Wypowiedzi Lanziego wyraźnie wskazują na zmianę kursu w polityce USA wobec wojny na Ukrainie. Nowa administracja zamierza naciskać na prezydenta Ukrainy, Wołodymyra Zełenskiego, aby skupił się na osiągnięciu pokoju, nawet kosztem terytorialnych ambicji. „Jeśli prezydent Zełenski twierdzi, że pokój jest możliwy tylko po odzyskaniu Krymu, to pokazuje, że nie traktuje negocjacji poważnie” – stwierdził doradca. Według Lanziego „Krym zniknął” i powrót półwyspu do Ukrainy jest poza realnym zasięgiem.
Krym, który został zaanektowany przez Rosję w 2014 roku, stał się symbolem konfliktu, który trwa do dziś. W 2022 roku Rosja rozpoczęła pełnoskalową inwazję, zajmując tereny na wschodzie Ukrainy. Trump, jako prezydent-elekt, konsekwentnie zapowiadał zakończenie wojny, jednak nie ujawnił jeszcze konkretnego planu działania. Lanza wyraził przekonanie, że odzyskanie Krymu i oczekiwanie pomocy militarnej USA w tej sprawie jest nierealne.
Pomimo krytyki, Lanza podkreślił swoje uznanie dla Ukraińców, opisując ich jako „lwy o sercach”. Jednak jasno zaznaczył, że głównym celem USA jest pokój i powstrzymanie dalszego rozlewu krwi, a nie walki o każde terytorium. „To nie jest wizja zwycięstwa, ale wizja pokoju.
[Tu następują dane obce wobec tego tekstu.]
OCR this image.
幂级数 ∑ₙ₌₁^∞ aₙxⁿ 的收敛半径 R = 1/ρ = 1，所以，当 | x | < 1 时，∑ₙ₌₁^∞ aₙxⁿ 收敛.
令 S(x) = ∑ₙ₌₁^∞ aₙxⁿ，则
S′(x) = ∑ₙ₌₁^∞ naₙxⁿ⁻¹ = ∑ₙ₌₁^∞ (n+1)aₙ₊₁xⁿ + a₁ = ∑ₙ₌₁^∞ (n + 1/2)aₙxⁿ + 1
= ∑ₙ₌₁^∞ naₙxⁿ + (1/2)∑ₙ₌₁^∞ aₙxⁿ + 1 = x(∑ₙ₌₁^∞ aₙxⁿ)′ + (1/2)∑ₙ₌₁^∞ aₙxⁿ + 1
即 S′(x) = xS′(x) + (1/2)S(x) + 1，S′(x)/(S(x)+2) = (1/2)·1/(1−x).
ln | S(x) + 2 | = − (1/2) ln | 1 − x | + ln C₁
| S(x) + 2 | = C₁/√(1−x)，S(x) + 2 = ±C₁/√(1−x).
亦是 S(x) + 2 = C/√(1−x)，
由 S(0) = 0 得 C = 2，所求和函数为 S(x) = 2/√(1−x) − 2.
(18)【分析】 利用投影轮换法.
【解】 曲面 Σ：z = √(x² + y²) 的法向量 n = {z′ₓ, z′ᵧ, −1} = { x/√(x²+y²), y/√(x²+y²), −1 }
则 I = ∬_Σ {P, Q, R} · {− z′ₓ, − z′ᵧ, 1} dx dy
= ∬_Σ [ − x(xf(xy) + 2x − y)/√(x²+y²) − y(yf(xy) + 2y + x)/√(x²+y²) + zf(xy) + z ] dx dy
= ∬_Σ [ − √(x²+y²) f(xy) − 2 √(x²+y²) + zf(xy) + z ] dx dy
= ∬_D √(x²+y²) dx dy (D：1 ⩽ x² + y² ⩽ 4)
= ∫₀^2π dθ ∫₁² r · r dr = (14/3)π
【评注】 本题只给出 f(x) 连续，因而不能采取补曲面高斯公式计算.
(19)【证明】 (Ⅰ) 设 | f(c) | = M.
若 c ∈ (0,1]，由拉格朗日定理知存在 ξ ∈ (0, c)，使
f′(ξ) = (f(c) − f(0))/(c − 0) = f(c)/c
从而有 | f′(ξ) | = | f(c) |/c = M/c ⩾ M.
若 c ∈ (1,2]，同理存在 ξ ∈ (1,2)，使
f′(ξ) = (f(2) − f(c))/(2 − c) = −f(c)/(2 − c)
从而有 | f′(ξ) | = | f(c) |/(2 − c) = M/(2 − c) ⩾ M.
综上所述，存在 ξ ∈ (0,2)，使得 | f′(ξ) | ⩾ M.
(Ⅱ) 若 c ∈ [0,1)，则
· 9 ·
Zacznijmy szczerą rozmowę” – dodał doradca.
Nowa administracja planuje rozmowy pokojowe z udziałem kluczowych doradców Trumpa. Według anonimowego doradcy Rady Bezpieczeństwa Narodowego, nikt poza byłym prezydentem nie ma pełnego wglądu w jego plany dotyczące Ukrainy. Trump podkreślał, że jego decyzje w sprawach bezpieczeństwa narodowego były wielokrotnie podejmowane samodzielnie i w kluczowych momentach.
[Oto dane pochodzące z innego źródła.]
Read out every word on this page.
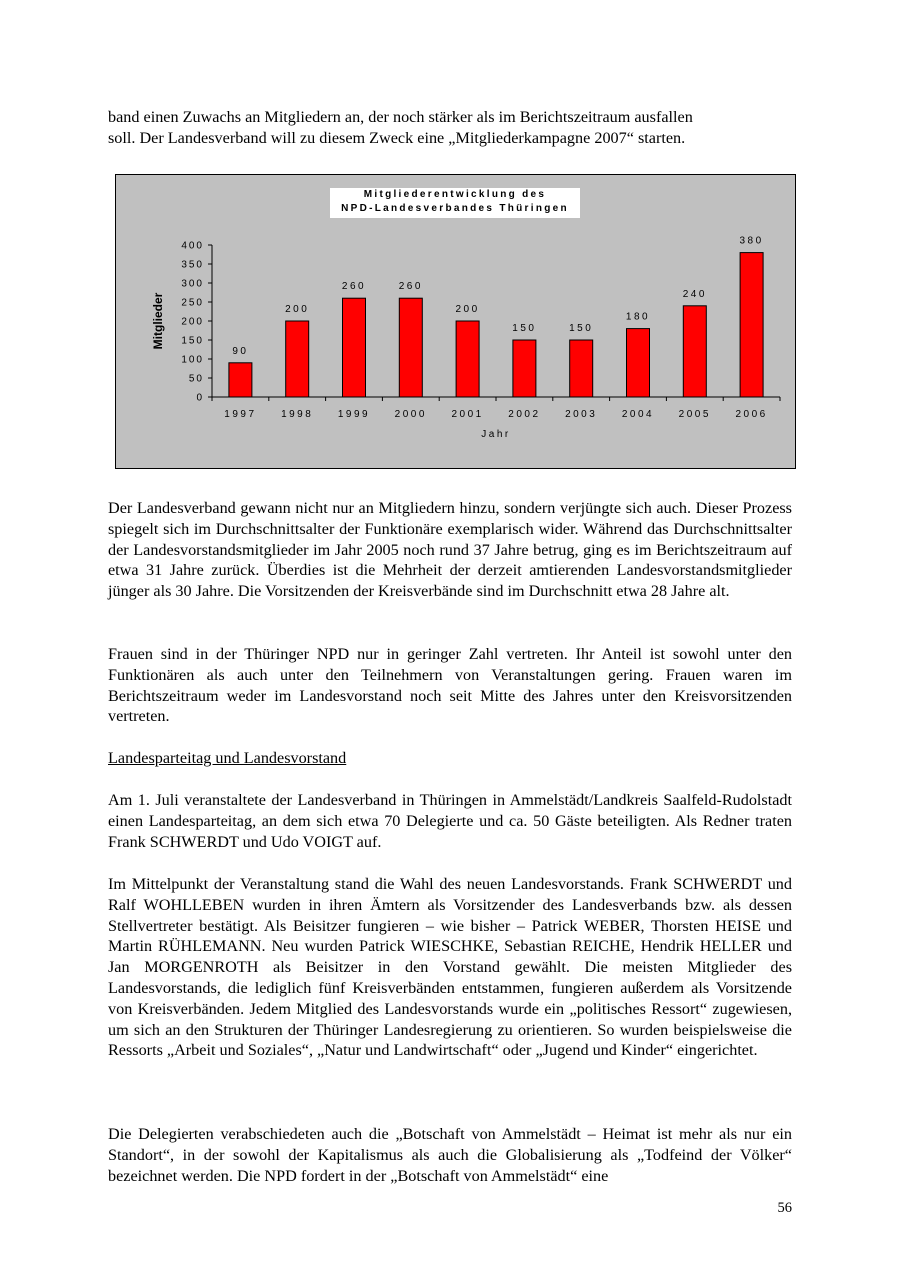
band einen Zuwachs an Mitgliedern an, der noch stärker als im Berichtszeitraum ausfallen

soll. Der Landesverband will zu diesem Zweck eine „Mitgliederkampagne 2007“ starten.

Mitgliederentwicklung des
NPD-Landesverbandes Thüringen
0
50
100
150
200
250
300
350
400
90
200
260	260
200
150	150
180
240
380
1997 1998 1999 2000 2001 2002 2003 2004 2005 2006
Mitglieder
Jahr

Der Landesverband gewann nicht nur an Mitgliedern hinzu, sondern verjüngte sich auch. Dieser Prozess spiegelt sich im Durchschnittsalter der Funktionäre exemplarisch wider. Während das Durchschnittsalter der Landesvorstandsmitglieder im Jahr 2005 noch rund 37 Jahre betrug, ging es im Berichtszeitraum auf etwa 31 Jahre zurück. Überdies ist die Mehrheit der derzeit amtierenden Landesvorstandsmitglieder jünger als 30 Jahre. Die Vorsitzenden der Kreisverbände sind im Durchschnitt etwa 28 Jahre alt.

Frauen sind in der Thüringer NPD nur in geringer Zahl vertreten. Ihr Anteil ist sowohl unter den Funktionären als auch unter den Teilnehmern von Veranstaltungen gering. Frauen waren im Berichtszeitraum weder im Landesvorstand noch seit Mitte des Jahres unter den Kreisvorsitzenden vertreten.

Landesparteitag und Landesvorstand

Am 1. Juli veranstaltete der Landesverband in Thüringen in Ammelstädt/Landkreis Saalfeld-Rudolstadt einen Landesparteitag, an dem sich etwa 70 Delegierte und ca. 50 Gäste beteiligten. Als Redner traten Frank SCHWERDT und Udo VOIGT auf.

Im Mittelpunkt der Veranstaltung stand die Wahl des neuen Landesvorstands. Frank SCHWERDT und Ralf WOHLLEBEN wurden in ihren Ämtern als Vorsitzender des Landesverbands bzw. als dessen Stellvertreter bestätigt. Als Beisitzer fungieren – wie bisher – Patrick WEBER, Thorsten HEISE und Martin RÜHLEMANN. Neu wurden Patrick WIESCHKE, Sebastian REICHE, Hendrik HELLER und Jan MORGENROTH als Beisitzer in den Vorstand gewählt. Die meisten Mitglieder des Landesvorstands, die lediglich fünf Kreisverbänden entstammen, fungieren außerdem als Vorsitzende von Kreisverbänden. Jedem Mitglied des Landesvorstands wurde ein „politisches Ressort“ zugewiesen, um sich an den Strukturen der Thüringer Landesregierung zu orientieren. So wurden beispielsweise die Ressorts „Arbeit und Soziales“, „Natur und Landwirtschaft“ oder „Jugend und Kinder“ eingerichtet.

Die Delegierten verabschiedeten auch die „Botschaft von Ammelstädt – Heimat ist mehr als nur ein Standort“, in der sowohl der Kapitalismus als auch die Globalisierung als „Todfeind der Völker“ bezeichnet werden. Die NPD fordert in der „Botschaft von Ammelstädt“ eine

56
Rozmowa Trumpa z Zełenskim po wyborach miała pozytywny charakter, a wziął w niej udział również Elon Musk. Według źródła z ukraińskiego biura prezydenckiego rozmowa była „ciepła i przyjemna”, choć nie dotyczyła kluczowych kwestii. Tymczasem przeciwnicy polityczni Trumpa, w tym Demokraci, krytykują jego podejście jako kapitulacyjne wobec Rosji, co mogłoby zagrozić stabilności całej Europy.
W swoim „planie zwycięstwa” przedstawionym ukraińskiemu parlamentowi w zeszłym miesiącu, Zełenski kategorycznie odmówił ustępstw terytorialnych. Tymczasem Trump wielokrotnie podczas kampanii podkreślał, że mógłby zakończyć konflikt w ciągu jednego dnia, choć szczegóły takiego rozwiązania pozostają nieznane. Byli doradcy ds. bezpieczeństwa narodowego Trumpa zalecali, aby USA kontynuowały dostawy broni dla Ukrainy, uzależniając wsparcie od podjęcia rozmów pokojowych z Rosją.
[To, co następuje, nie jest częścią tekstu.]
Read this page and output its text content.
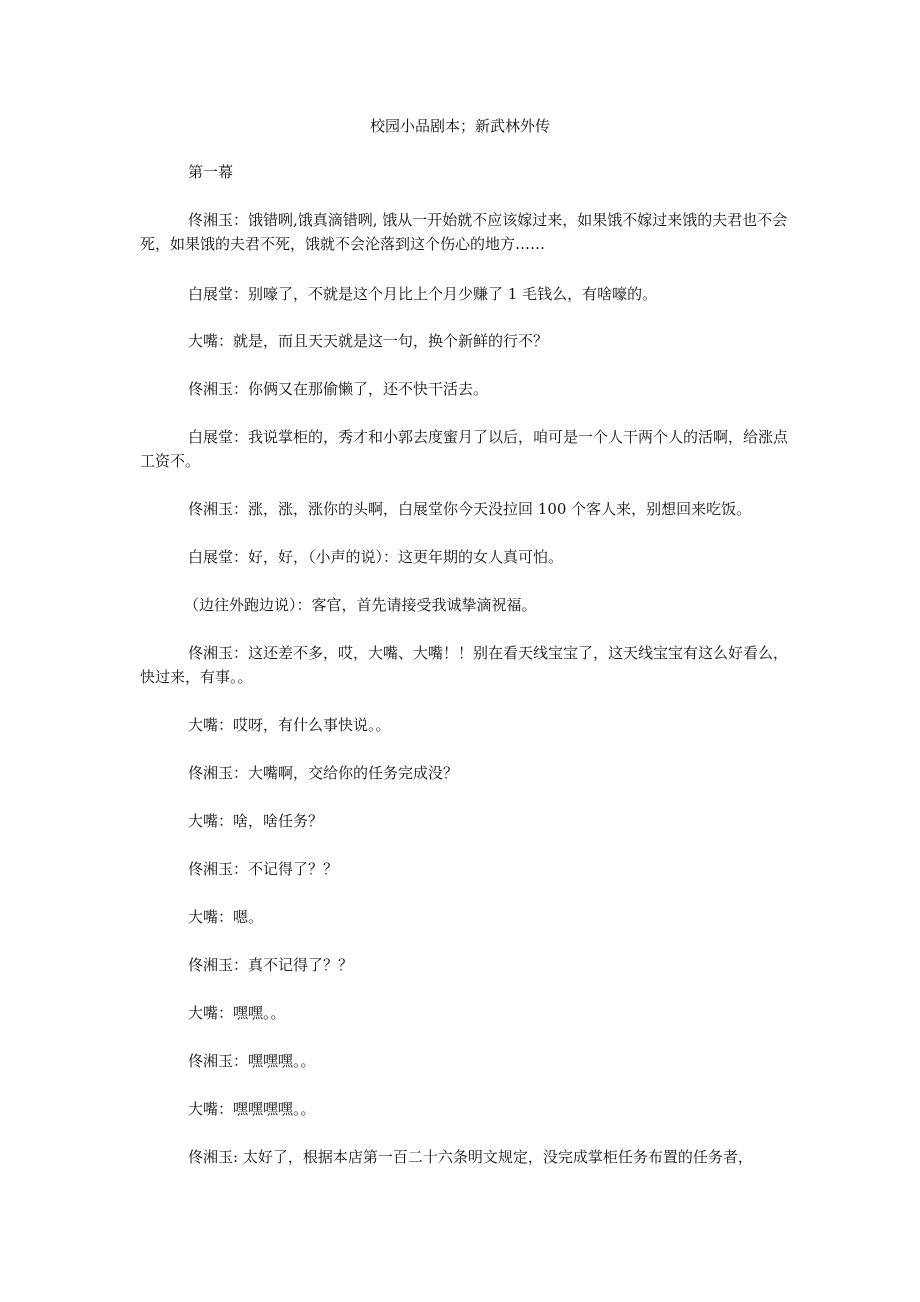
校园小品剧本；新武林外传

第一幕

佟湘玉：饿错咧,饿真滴错咧, 饿从一开始就不应该嫁过来，如果饿不嫁过来饿的夫君也不会死，如果饿的夫君不死，饿就不会沦落到这个伤心的地方……

白展堂：别嚎了，不就是这个月比上个月少赚了 1 毛钱么，有啥嚎的。

大嘴：就是，而且天天就是这一句，换个新鲜的行不？

佟湘玉：你俩又在那偷懒了，还不快干活去。

白展堂：我说掌柜的，秀才和小郭去度蜜月了以后，咱可是一个人干两个人的活啊，给涨点工资不。

佟湘玉：涨，涨，涨你的头啊，白展堂你今天没拉回 100 个客人来，别想回来吃饭。

白展堂：好，好，（小声的说）：这更年期的女人真可怕。

（边往外跑边说）：客官，首先请接受我诚挚滴祝福。

佟湘玉：这还差不多，哎，大嘴、大嘴！！别在看天线宝宝了，这天线宝宝有这么好看么，快过来，有事。。

大嘴：哎呀，有什么事快说。。

佟湘玉：大嘴啊，交给你的任务完成没？

大嘴：啥，啥任务？

佟湘玉：不记得了？？

大嘴：嗯。

佟湘玉：真不记得了？？

大嘴：嘿嘿。。

佟湘玉：嘿嘿嘿。。

大嘴：嘿嘿嘿嘿。。

佟湘玉: 太好了，根据本店第一百二十六条明文规定，没完成掌柜任务布置的任务者，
Obecnie Stany Zjednoczone są największym dostawcą pomocy wojskowej dla Ukrainy. Pomiędzy lutym 2022 roku a końcem czerwca 2024 roku USA dostarczyły Ukrainie broń i sprzęt o wartości 55,5 miliarda dolarów. Pomimo olbrzymiego wsparcia ze strony USA i państw europejskich, Lanza skrytykował ich działania, twierdząc, że od początku nie dały Ukrainie pełnej możliwości do skutecznego zwyciężenia.
Podejście Trumpa do zakończenia wojny na Ukrainie może przynieść istotne zmiany w dynamice konfliktu, ale wyzwania pozostają ogromne. Wyzwanie, jakim jest zapewnienie pokoju w regionie bez poświęcania suwerenności Ukrainy, wymaga trudnych kompromisów, a przyszłość tych negocjacji pozostaje niepewna.